Part of understanding the dynamics of the government shutdown and debt ceiling crisis, is the acknowledgement of the fact that we are here because of a deliberate strategic decision that the Republicans took early in the year. They demanded that the Democratically-led Senate pass a budget resolution. When the Senate was successful in doing that, the ordinary course would have been for the House and Senate to appoint conferees to hash out the differences between their two respective budget resolutions. But the Republicans refused to appoint any conferees because they said the two parties were too far apart on their numbers to make a compromise possible. In reality, they didn’t want to spell out the cuts their draconian budget would make necessary. Instead, they wanted to force the administration to spell out those unpopular cuts by forcing a crisis that they felt the White House would feel compelled to avoid at all costs. Therefore, the plan all along was to refuse to agree to any budget numbers and use the end of the fiscal year on September 30th, and the need to raise the debt ceiling shortly thereafter, to win cuts they could not get in any other way. And this would allow them to blur the lines of responsibility for the unpopularity of the resulting budget.

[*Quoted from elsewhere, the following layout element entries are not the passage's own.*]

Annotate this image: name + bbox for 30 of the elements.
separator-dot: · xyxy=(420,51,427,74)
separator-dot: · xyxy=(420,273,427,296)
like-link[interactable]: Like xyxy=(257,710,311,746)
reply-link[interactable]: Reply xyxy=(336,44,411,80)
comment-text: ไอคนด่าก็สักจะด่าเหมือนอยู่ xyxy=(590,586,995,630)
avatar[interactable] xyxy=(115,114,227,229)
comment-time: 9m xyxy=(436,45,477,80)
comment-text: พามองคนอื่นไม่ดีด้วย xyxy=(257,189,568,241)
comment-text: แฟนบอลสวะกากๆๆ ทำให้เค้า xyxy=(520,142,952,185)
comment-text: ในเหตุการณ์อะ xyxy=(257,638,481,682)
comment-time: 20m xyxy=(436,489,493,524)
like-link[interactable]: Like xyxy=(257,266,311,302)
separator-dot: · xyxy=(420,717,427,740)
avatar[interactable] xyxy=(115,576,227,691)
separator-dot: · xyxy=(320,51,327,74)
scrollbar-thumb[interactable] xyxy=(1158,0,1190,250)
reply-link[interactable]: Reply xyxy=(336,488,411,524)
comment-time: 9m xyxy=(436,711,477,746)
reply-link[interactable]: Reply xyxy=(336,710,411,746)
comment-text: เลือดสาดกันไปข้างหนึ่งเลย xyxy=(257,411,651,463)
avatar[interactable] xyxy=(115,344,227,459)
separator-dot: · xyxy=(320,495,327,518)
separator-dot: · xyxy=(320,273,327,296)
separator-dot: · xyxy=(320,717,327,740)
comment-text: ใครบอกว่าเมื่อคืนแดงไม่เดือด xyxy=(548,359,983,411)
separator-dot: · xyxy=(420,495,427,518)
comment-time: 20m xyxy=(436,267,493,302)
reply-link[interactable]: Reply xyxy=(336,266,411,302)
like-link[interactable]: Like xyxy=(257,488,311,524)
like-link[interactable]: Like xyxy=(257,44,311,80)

In simple terms, this strategy depends on the Republicans being so immensely irresponsible that the administration would feel compelled to give in to avoid the damage they would cause to the country.

As Jonathan Chait explains, the administration believes that they cannot allow this kind of strategy to succeed on any level because it will perpetuate completely irresponsible behavior. The point is not that the administration is opposed to any particular demands that the Republicans are making. They are opposed to making any kind of concessions on principle.

But the bigger problem here is that conservatives are not acknowledging the Democrats’ belief. It’s not a pose. They genuinely think, regardless of the merits of the ransom demand, they can’t give in, both for the national long-term interest and on moral principle. Conservatives are acting like the problem here is that they asked for a bit too much to begin with, and want to start haggling down the price. The price isn’t the issue. If the conservative goal is to create the illusion of winning something for the debt ceiling, then they’ll come back next time to win more, and Democrats can’t allow that.

Congress needs to get back to passing budgets and marking up appropriations bills. Governing by arbitrary sequester levels, constant omnibus continuing resolutions, and debt-ceiling extortion schemes is more than dysfunctional. It distorts the separation of powers and hands way too much influence to the party in the minority. It cannot continue. And the only way to stop it is to deny the Republicans even a symbolic victory in the current impasse.

Defeating these tactics now will enable the president to have a productive second term, and that is why offering something face-saving to the Republicans would be counterproductive. They not only need to lose, but they need to learn their lesson.